Kafamı diğer düşüncelerden tümüyle arındırmama rağmen, uçuşup duran yeni evrenlerin farkındaydım. Zonklayan küreleri, aralarındaki hacim ve alanları hissediyordum. Daha önemlisi, şimdi Boşluğa yayılmış uzayın potansiyelini hissedebiliyordum. Derin düşünce halimdeyken, artık zamandan ve şekilden yoksun bir Boşlukta değil, uzay ve zamanla mozaikleşmiş bir Boşlukta sürükleniyordum. Boşluk, ihtimallerle parıldıyor; her minnacık hacim sonunda yaratabileceğim mümkün her şeyin bulutsu bir biçimiyle titreşiyordu. Bir basınç, bir ağırlık, alçak bir mırıltı söz konusuydu. Boşluğun yanı sıra kendimi de değiştirmiştim. Varlığımın içinde, her bilinç seviyesi binlerce bilinç seviyesiyle çarpılarak çoğalmışçasına, her mümkün eylem binlerce başka mümkün eyleme çatallanmışçasına muazzam bir açılım vuku bulmuştu. Yeni kuantum gerçekliğiyle birlikte, her varoluş noktasında mevcut, her biri sonsuz bir ihtimaller zincirine çıkan, kendi sonuçlarına haiz inanılmaz sayıdaki mümkün karar ve ihtimali coşkuyla fark ediyordum. Bundan böyle, bir şey yaratmaya karar verdiğimde sadece o şeyi yaratmakla kalmayacak, o şeyin akla gelebilecek tüm çeşitlemelerini, kendi ihtimalleriyle birlikte yaratmam gerekecekti. Varoluş artık çokluktu, çeşitlilikti. Bu yeni duygu ve gerçekler nahoş değillerdi ama belli seviyede bir uyum sağlama ve hesaba katma gerektiriyorlardı.
Derin düşüncelerimden nihayet sıyrılıp kendime geldiğimde, yanı başımda dikilen bir yabancı buldum. Hemen arkasındaysa, tombalak, tıknaz ve sırıtışı yüzünde donakalmış görünen bir başka yaratık vardı. Varoluşun uçsuz bucaksızlığında ben, Penelope Teyzem ve Deva Eniştem’den öte hiç kimse olmamıştı daha önce. Konuşacak başka bir varlık bulmak hoşuma gitmişti ama yaratmadığım şeylerle tanışmaya alışık değildim.
“İyi günler,” dedi yabancı. “Bu deyişi kullanmamı mazur görürseniz... Gelecekteki yaratımlarla birlikte ortaya çıkacak çünkü.”

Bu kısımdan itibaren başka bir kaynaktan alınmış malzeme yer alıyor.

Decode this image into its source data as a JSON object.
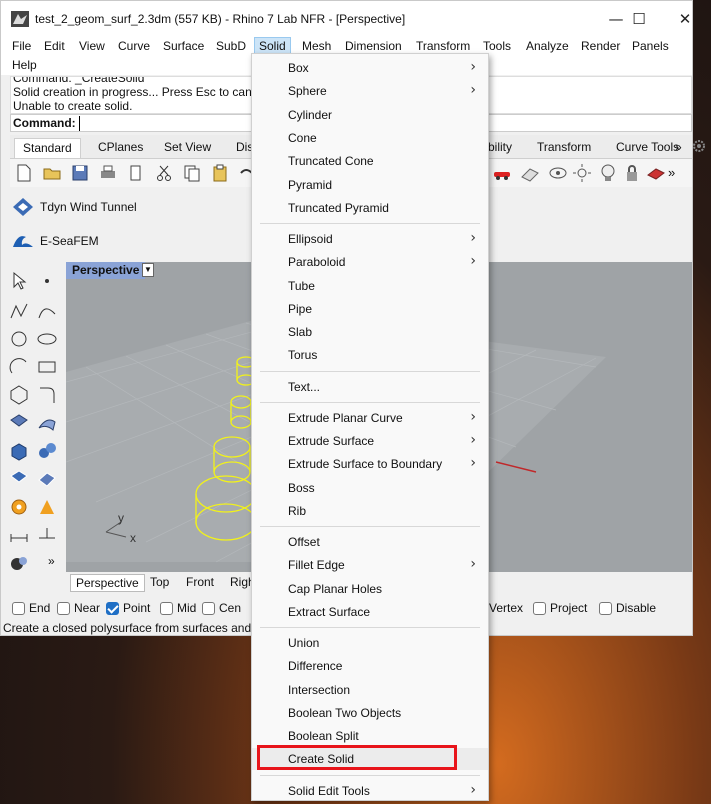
{
  "window": {
    "title": "test_2_geom_surf_2.3dm (557 KB) - Rhino 7 Lab NFR - [Perspective]",
    "controls": {
      "minimize": "—",
      "maximize": "☐",
      "close": "✕"
    }
  },
  "menubar": {
    "items": [
      "File",
      "Edit",
      "View",
      "Curve",
      "Surface",
      "SubD",
      "Solid",
      "Mesh",
      "Dimension",
      "Transform",
      "Tools",
      "Analyze",
      "Render",
      "Panels",
      "Help"
    ],
    "active": "Solid"
  },
  "history": {
    "lines": [
      "Command: _CreateSolid",
      "Solid creation in progress... Press Esc to cancel",
      "Unable to create solid."
    ]
  },
  "command": {
    "label": "Command:",
    "value": ""
  },
  "toolbar_tabs": {
    "left": [
      "Standard",
      "CPlanes",
      "Set View",
      "Dis"
    ],
    "right": [
      "bility",
      "Transform",
      "Curve Tools"
    ],
    "overflow": "»"
  },
  "plugins": [
    {
      "label": "Tdyn Wind Tunnel",
      "icon": "tdyn-icon"
    },
    {
      "label": "E-SeaFEM",
      "icon": "seafem-icon"
    }
  ],
  "viewport": {
    "title": "Perspective",
    "axis_labels": {
      "y": "y",
      "x": "x"
    },
    "tabs": [
      "Perspective",
      "Top",
      "Front",
      "Righ"
    ]
  },
  "osnap": {
    "left": [
      {
        "label": "End",
        "checked": false
      },
      {
        "label": "Near",
        "checked": false
      },
      {
        "label": "Point",
        "checked": true
      },
      {
        "label": "Mid",
        "checked": false
      },
      {
        "label": "Cen",
        "checked": false
      }
    ],
    "right": [
      {
        "label": "Vertex",
        "checked": false
      },
      {
        "label": "Project",
        "checked": false
      },
      {
        "label": "Disable",
        "checked": false
      }
    ]
  },
  "status": {
    "text": "Create a closed polysurface from surfaces and"
  },
  "solid_menu": {
    "groups": [
      [
        {
          "label": "Box",
          "submenu": true
        },
        {
          "label": "Sphere",
          "submenu": true
        },
        {
          "label": "Cylinder",
          "submenu": false
        },
        {
          "label": "Cone",
          "submenu": false
        },
        {
          "label": "Truncated Cone",
          "submenu": false
        },
        {
          "label": "Pyramid",
          "submenu": false
        },
        {
          "label": "Truncated Pyramid",
          "submenu": false
        }
      ],
      [
        {
          "label": "Ellipsoid",
          "submenu": true
        },
        {
          "label": "Paraboloid",
          "submenu": true
        },
        {
          "label": "Tube",
          "submenu": false
        },
        {
          "label": "Pipe",
          "submenu": false
        },
        {
          "label": "Slab",
          "submenu": false
        },
        {
          "label": "Torus",
          "submenu": false
        }
      ],
      [
        {
          "label": "Text...",
          "submenu": false
        }
      ],
      [
        {
          "label": "Extrude Planar Curve",
          "submenu": true
        },
        {
          "label": "Extrude Surface",
          "submenu": true
        },
        {
          "label": "Extrude Surface to Boundary",
          "submenu": true
        },
        {
          "label": "Boss",
          "submenu": false
        },
        {
          "label": "Rib",
          "submenu": false
        }
      ],
      [
        {
          "label": "Offset",
          "submenu": false
        },
        {
          "label": "Fillet Edge",
          "submenu": true
        },
        {
          "label": "Cap Planar Holes",
          "submenu": false
        },
        {
          "label": "Extract Surface",
          "submenu": false
        }
      ],
      [
        {
          "label": "Union",
          "submenu": false
        },
        {
          "label": "Difference",
          "submenu": false
        },
        {
          "label": "Intersection",
          "submenu": false
        },
        {
          "label": "Boolean Two Objects",
          "submenu": false
        },
        {
          "label": "Boolean Split",
          "submenu": false
        },
        {
          "label": "Create Solid",
          "submenu": false,
          "highlighted": true
        }
      ],
      [
        {
          "label": "Solid Edit Tools",
          "submenu": true
        }
      ]
    ],
    "submenu_arrow": "›"
  },
  "colors": {
    "annotation_box": "#e8141a",
    "viewport_bg": "#9fa3a6",
    "viewport_title_bg": "#8aa3d6",
    "selected_geometry": "#f2f21a"
  }
}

“Sizi davet etmemiştim buraya,” dedim.
Yabancı, yorumumu anladığını ama özür dilemediğini belirten bir tavırla kafa salladı. Uzun boylu ve zayıftı; duruşunda hem rahatlık hem resmiyet vardı. “Pek şeker bir varoluşunuz var burada,” dedi. “Yakın zamanda gezdim bu diyarları; şahane bir huzur sunuyorlar. Herhalde burada mümkün mertebe uzun, hatta belki ebediyen kalmak istiyorsunuzdur.” Sesi zihnime teyzemle enişteminkiler gibi değil, Boşluktan gelen bir meltem gibi işledi. Boşlukta çağlardan, çok uzun çağlardan bu yana hiç esinti yoktu oysa.
“Size gıpta ettiğimden değil,” dedi yabancı. “Ama müthiş rahat şartlarınız var doğrusu.”
“Fazla rahat,” dedi arkada sırıtan yaratık.